Yes. That is UPI's biggest advantage over NEFT, RTGS, and IMPS. UPI only requires the recipient's UPI ID (like mobile@upi or phonenumber@bank) or mobile number. No IFSC code, no account number entry required. NEFT, RTGS, and IMPS all require the recipient's account number and IFSC code.

Q: Which is faster — IMPS or UPI?

Both are real-time. UPI is built on IMPS infrastructure, so their settlement speed is identical — typically within a few seconds. The difference is in usability: UPI is simpler (just a UPI ID) and free; IMPS requires account number + IFSC and may carry a small fee.

Q: Can NEFT or RTGS be used for international transfers?

No. NEFT, RTGS, IMPS, and UPI are all domestic systems operating within India's banking network only. For international money transfers, use your bank's SWIFT remittance service or a regulated forex transfer platform.

Q: What happens if I enter the wrong account number for a NEFT transfer?

If the account number does not exist at the destination bank, the transfer is typically reversed to your account within 2 hours or the next settlement batch. If the account number exists but belongs to a different person, recovery is much harder and may require a formal bank complaint or legal process. Always double-check the account number and IFSC code — especially for new payees.

 

The Bottom Line

 

For everyday transfers below ₹1 lakh — UPI is the obvious choice. It is free, instant, works 24×7, and requires no banking details beyond a UPI ID. For amounts between ₹1 lakh and ₹2 lakh — NEFT or IMPS depending on whether you need instant settlement. For amounts above ₹2 lakh that need to arrive today, guaranteed — RTGS. For non-urgent transfers of any size — NEFT, free online, available at all hours.

The one thing all four systems have in common: bank-to-bank transfers via NEFT, RTGS, and IMPS require a verified IFSC code. Getting this wrong delays or reverses your transfer.
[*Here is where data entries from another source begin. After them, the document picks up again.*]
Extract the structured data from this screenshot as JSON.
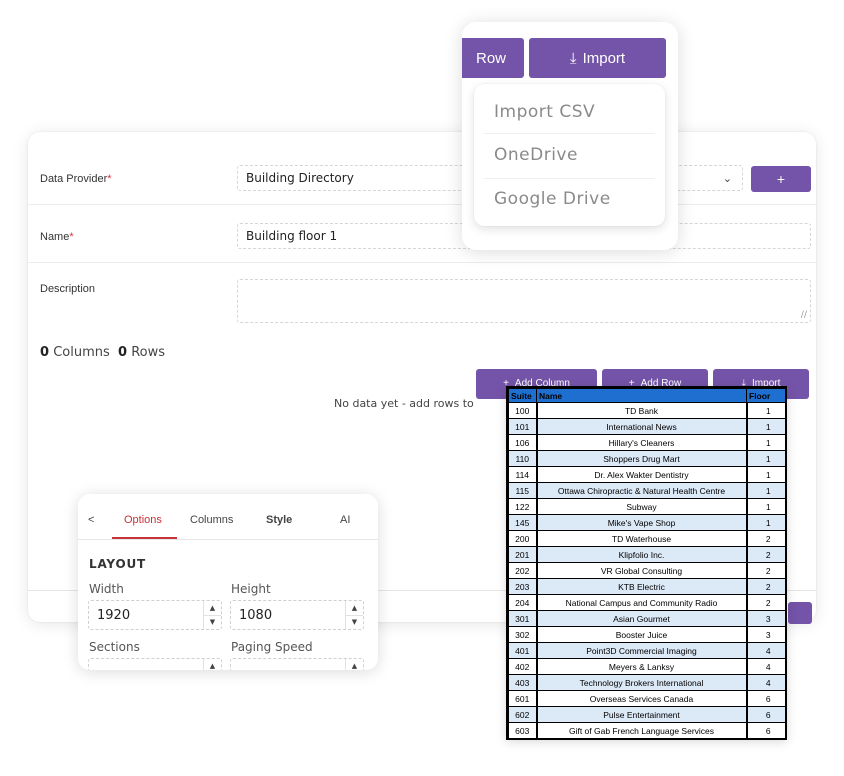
{
  "form": {
    "data_provider_label": "Data Provider",
    "data_provider_value": "Building Directory",
    "add_provider_label": "+",
    "name_label": "Name",
    "name_value": "Building floor 1",
    "description_label": "Description",
    "required_marker": "*",
    "columns_count": "0",
    "columns_label": "Columns",
    "rows_count": "0",
    "rows_label": "Rows",
    "add_column_label": "Add Column",
    "add_row_label": "Add Row",
    "import_label": "Import",
    "empty_message": "No data yet - add rows to"
  },
  "import_menu": {
    "row_button_label": "Row",
    "import_button_label": "Import",
    "items": [
      "Import CSV",
      "OneDrive",
      "Google Drive"
    ]
  },
  "options_panel": {
    "back_label": "<",
    "tabs": [
      "Options",
      "Columns",
      "Style",
      "AI"
    ],
    "active_tab": "Options",
    "section_title": "LAYOUT",
    "width_label": "Width",
    "width_value": "1920",
    "height_label": "Height",
    "height_value": "1080",
    "sections_label": "Sections",
    "paging_speed_label": "Paging Speed"
  },
  "directory_table": {
    "headers": [
      "Suite",
      "Name",
      "Floor"
    ],
    "rows": [
      [
        "100",
        "TD Bank",
        "1"
      ],
      [
        "101",
        "International News",
        "1"
      ],
      [
        "106",
        "Hillary's Cleaners",
        "1"
      ],
      [
        "110",
        "Shoppers Drug Mart",
        "1"
      ],
      [
        "114",
        "Dr. Alex Wakter Dentistry",
        "1"
      ],
      [
        "115",
        "Ottawa Chiropractic & Natural Health Centre",
        "1"
      ],
      [
        "122",
        "Subway",
        "1"
      ],
      [
        "145",
        "Mike's Vape Shop",
        "1"
      ],
      [
        "200",
        "TD Waterhouse",
        "2"
      ],
      [
        "201",
        "Klipfolio Inc.",
        "2"
      ],
      [
        "202",
        "VR Global Consulting",
        "2"
      ],
      [
        "203",
        "KTB Electric",
        "2"
      ],
      [
        "204",
        "National Campus and Community Radio",
        "2"
      ],
      [
        "301",
        "Asian Gourmet",
        "3"
      ],
      [
        "302",
        "Booster Juice",
        "3"
      ],
      [
        "401",
        "Point3D Commercial Imaging",
        "4"
      ],
      [
        "402",
        "Meyers & Lanksy",
        "4"
      ],
      [
        "403",
        "Technology Brokers International",
        "4"
      ],
      [
        "601",
        "Overseas Services Canada",
        "6"
      ],
      [
        "602",
        "Pulse Entertainment",
        "6"
      ],
      [
        "603",
        "Gift of Gab French Language Services",
        "6"
      ]
    ]
  },
  "colors": {
    "accent": "#7454a8",
    "active_tab": "#c8323a",
    "table_header": "#1f6fd0",
    "table_alt_row": "#dce9f7"
  }
}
Before initiating any large transfer to a new payee, verify the IFSC code and account number before you hit confirm — not after.

 

Find IFSC codes for any bank or branch —   Find your bank IFSC code

Read more Banking & Transfers guides — https://ifsc.co/blogs/banking-transfers

New vs Old Tax Regime comparison — /blog/new-tax-regime-vs-old-tax-regime/

 

  When to visit your bank branch instead

For RTGS or NEFT transfers above ₹10–₹20 lakh (where online limits may be reached), or when dealing with a new payee for a very high-value property or business transaction, visiting the branch and initiating in person gives you an additional layer of verification and a physical receipt. The charges are nominal — typically ₹25–₹50 for RTGS — and the peace of mind for a ₹50 lakh transfer is worth it.

 

Disclaimer: This article is for informational purposes only. Transfer limits, charges, and availability are based on RBI and NPCI guidelines as of FY 2025-26. Individual banks may apply different sub-limits. Verify current figures with your bank before initiating high-value transactions.